Professeur Senyszyn : Nawrocki joue le rôle d'un omnibus, mais c'est risqué. Il pourrait bientôt avoir des problèmes.

Agnieszka Niesłuchawska, "Wprost" : Le président Karol Nawrocki vous a-t-il surpris par son activité législative ?
Professeure Joanna Senyszyn : Dès le début, il n’a pas caché son intention de faire la guerre au gouvernement, et il reste constant sur ce point. Il veut assurer la victoire du PiS et de la Konfederacja aux élections législatives de 2027, voire avant.
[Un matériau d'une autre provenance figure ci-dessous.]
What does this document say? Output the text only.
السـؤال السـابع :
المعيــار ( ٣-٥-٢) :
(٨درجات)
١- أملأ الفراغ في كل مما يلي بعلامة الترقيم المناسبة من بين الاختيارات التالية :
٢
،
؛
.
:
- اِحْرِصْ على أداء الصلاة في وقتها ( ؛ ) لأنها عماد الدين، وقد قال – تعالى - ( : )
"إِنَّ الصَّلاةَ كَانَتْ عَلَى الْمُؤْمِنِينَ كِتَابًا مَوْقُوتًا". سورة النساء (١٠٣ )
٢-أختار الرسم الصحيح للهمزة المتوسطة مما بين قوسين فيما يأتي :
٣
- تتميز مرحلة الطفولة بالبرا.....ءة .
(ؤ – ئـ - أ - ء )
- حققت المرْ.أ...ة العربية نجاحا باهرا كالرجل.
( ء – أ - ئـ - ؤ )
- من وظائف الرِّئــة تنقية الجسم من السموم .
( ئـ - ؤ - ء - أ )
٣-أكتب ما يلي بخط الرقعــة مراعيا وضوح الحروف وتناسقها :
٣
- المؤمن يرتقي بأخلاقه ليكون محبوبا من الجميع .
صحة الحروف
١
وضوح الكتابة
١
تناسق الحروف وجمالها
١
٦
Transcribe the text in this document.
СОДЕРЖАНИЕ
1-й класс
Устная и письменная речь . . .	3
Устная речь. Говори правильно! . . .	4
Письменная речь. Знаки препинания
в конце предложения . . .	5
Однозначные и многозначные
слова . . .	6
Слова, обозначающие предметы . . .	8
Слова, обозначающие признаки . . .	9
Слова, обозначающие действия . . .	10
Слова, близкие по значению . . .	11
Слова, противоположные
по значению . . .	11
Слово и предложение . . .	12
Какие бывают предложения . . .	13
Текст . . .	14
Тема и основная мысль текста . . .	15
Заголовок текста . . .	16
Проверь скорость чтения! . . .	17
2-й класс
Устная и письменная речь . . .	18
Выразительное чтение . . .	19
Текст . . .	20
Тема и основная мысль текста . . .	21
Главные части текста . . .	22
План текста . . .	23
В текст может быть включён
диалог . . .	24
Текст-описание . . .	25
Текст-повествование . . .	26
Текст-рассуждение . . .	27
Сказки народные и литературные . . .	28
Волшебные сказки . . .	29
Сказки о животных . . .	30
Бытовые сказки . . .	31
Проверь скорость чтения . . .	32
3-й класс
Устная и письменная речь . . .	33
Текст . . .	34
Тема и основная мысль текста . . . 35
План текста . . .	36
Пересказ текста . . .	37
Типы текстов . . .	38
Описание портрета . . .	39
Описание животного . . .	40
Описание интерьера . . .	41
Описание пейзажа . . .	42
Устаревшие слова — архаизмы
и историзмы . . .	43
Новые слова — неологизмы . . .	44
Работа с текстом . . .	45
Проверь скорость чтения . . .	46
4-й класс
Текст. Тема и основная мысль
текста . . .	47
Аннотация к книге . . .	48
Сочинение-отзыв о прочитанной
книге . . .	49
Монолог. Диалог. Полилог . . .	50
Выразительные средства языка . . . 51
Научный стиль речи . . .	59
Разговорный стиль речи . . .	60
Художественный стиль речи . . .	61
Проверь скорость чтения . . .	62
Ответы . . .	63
En revanche, le gouvernement, malgré ses assurances de coopération, n’a aucune intention de négocier diplomatiquement avec le président. Les deux camps ont choisi la voie de la guerre, mais la guerre ne finit jamais bien. Des années difficiles s’annoncent pour la Pologne.
Qui devrait démissionner ?
Dans les confrontations directes, on ne peut pas déclarer forfait. Mais si l'on prend l'exemple du projet de loi CPK , je considère que la stratégie du gouvernement est erronée. Lorsque le président a annoncé son projet, Donald Tusk et Maciej Lasek l'ont vivement critiqué. Ils auraient plutôt dû convoquer une conférence de presse et annoncer qu'ils saluaient l'initiative présidentielle et qu'ils l'étudieraient. Cela aurait freiné l'élan de Nawrocki pour soumettre de nouveaux projets.
Le président abuse-t-il de son droit de veto ?
Il a déjà atteint le quota fixé par le président Duda, ayant opposé son veto à six projets de loi et en ayant signé 94 depuis l'arrivée au pouvoir de Tusk. Il a goûté au pouvoir et commence à l'apprivoiser.
Qui a obtenu les meilleurs résultats lors de la réunion du Cabinet – le président ou le Premier ministre ?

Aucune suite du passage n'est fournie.